Whether you’re looking to get started in property development or have been working in the industry for a while, it’s vital to understand the best practices when it comes to purchasing land for development. Some developers work exclusively with already existing structures and others focus only on land, but many property developers fall somewhere in the middle and will work with either type of property, depending on how it suits their needs. Here are some tips on how to purchase the best land for property development and what to take into consideration as you do so.

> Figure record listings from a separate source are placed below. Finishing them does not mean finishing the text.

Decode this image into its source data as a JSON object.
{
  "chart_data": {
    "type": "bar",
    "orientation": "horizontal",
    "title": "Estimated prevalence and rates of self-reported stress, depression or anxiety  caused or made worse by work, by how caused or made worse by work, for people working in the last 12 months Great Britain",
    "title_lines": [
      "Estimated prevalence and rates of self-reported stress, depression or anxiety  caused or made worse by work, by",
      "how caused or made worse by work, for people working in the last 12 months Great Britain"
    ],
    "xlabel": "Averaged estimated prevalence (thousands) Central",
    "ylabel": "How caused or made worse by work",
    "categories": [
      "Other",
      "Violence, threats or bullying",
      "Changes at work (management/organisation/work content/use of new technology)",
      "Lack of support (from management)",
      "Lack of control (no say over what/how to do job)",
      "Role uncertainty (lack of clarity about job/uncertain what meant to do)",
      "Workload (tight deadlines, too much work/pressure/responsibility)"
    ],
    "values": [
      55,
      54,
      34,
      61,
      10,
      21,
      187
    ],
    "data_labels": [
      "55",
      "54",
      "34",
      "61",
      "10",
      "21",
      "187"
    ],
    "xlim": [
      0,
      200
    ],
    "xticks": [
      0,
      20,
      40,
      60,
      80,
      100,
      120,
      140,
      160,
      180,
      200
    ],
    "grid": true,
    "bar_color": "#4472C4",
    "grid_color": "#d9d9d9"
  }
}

Understand land use requirements
Just because you have the approval to build on a certain area of land doesn’t mean that all the other details are in place for what you want to build. How many buildings can you place on the land? How many people can live there? Is it for commercial, residential, or a mix of both? Contact all levels of authority and be clear about your plans so you know it’s feasible before purchasing.
Who handles building?
Are you going to be handling all the development on the land or are you outsourcing all or part of it? Before purchasing, ensure that whoever is helping with the building process agrees that the land is suitable for what you want to build.
What is the location like?
You might find a great deal on land, but make sure it’s in a good location. How close are you to larger cities and towns? Are there job opportunities nearby so the commute is reasonable? What about local restaurants, shopping centers, or other attractions? Are you planning to build a commercial site? Is there competition in the area? Knowing the answers to these questions (and various others) helps you know whether or not purchasing this land is reasonable in a business sense and will get you your investment back.

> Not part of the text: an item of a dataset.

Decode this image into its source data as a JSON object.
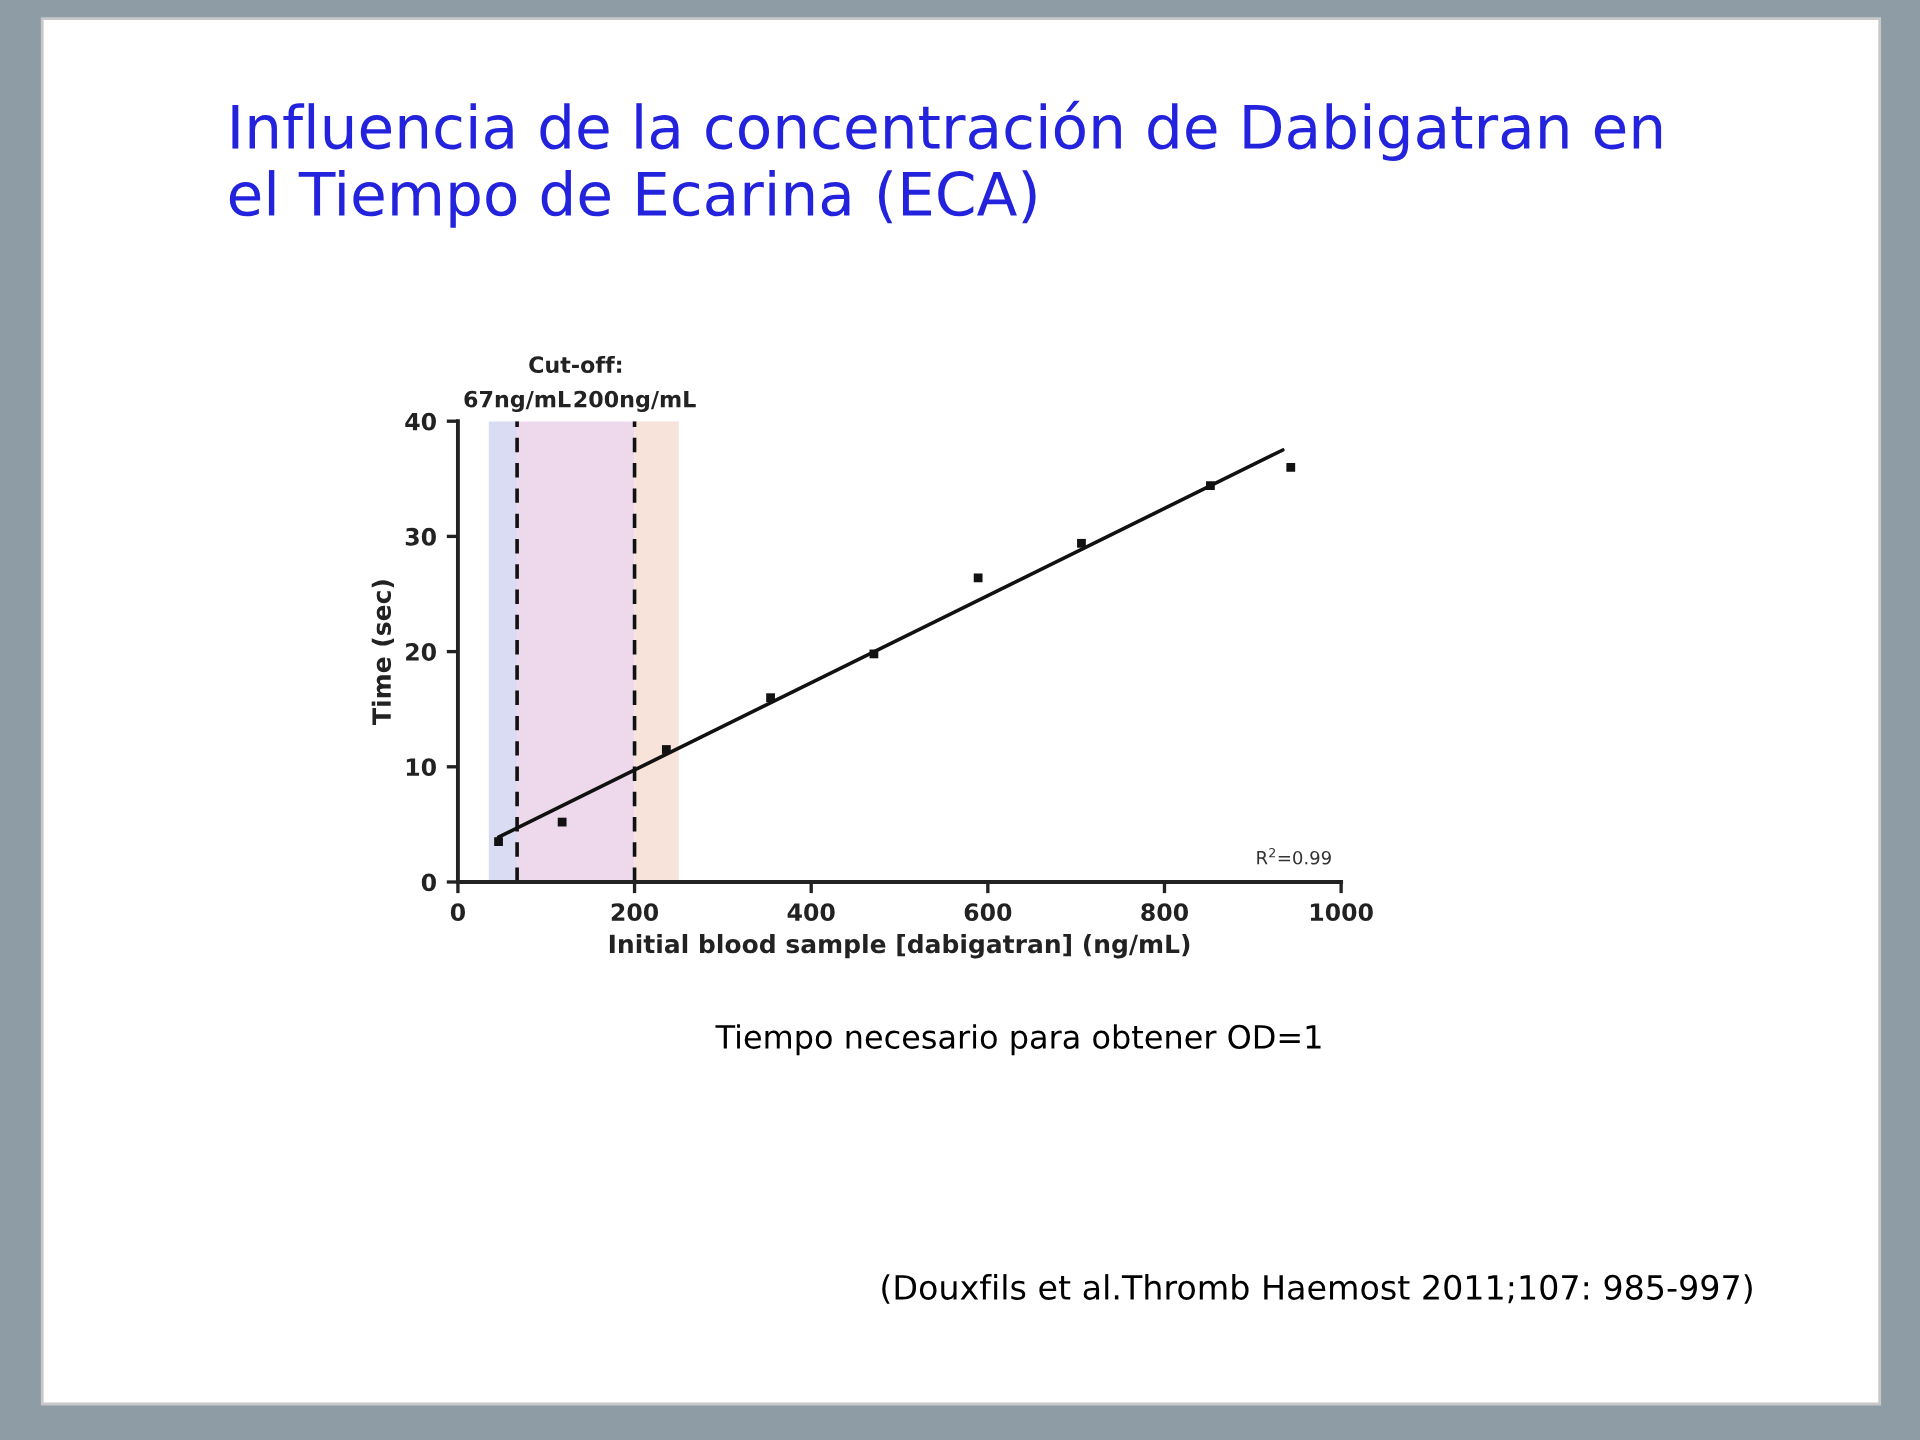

Even if you’re approved to build on a patch of land, make sure that it also has appropriate utility allowances. Sometimes, water rights are separate from the land you’re purchasing or affect other nearby properties. Purchasing land can become extremely costly if you’re responsible for setting up utilities like electricity, sewer or septic systems, cable, propane tanks, and various other lines you may need. Learn what is already on the land, what you need to add, and how much it all costs before making a purchase.
No matter where you’re purchasing land, evaluate any risks of natural disaster. Could there be mudslides or flooding? What about wildfires? Do some research on the area to learn if natural disasters have been a risk in the past. If you do purchase the land, ensure that you have adequate insurance for any disaster that could occur.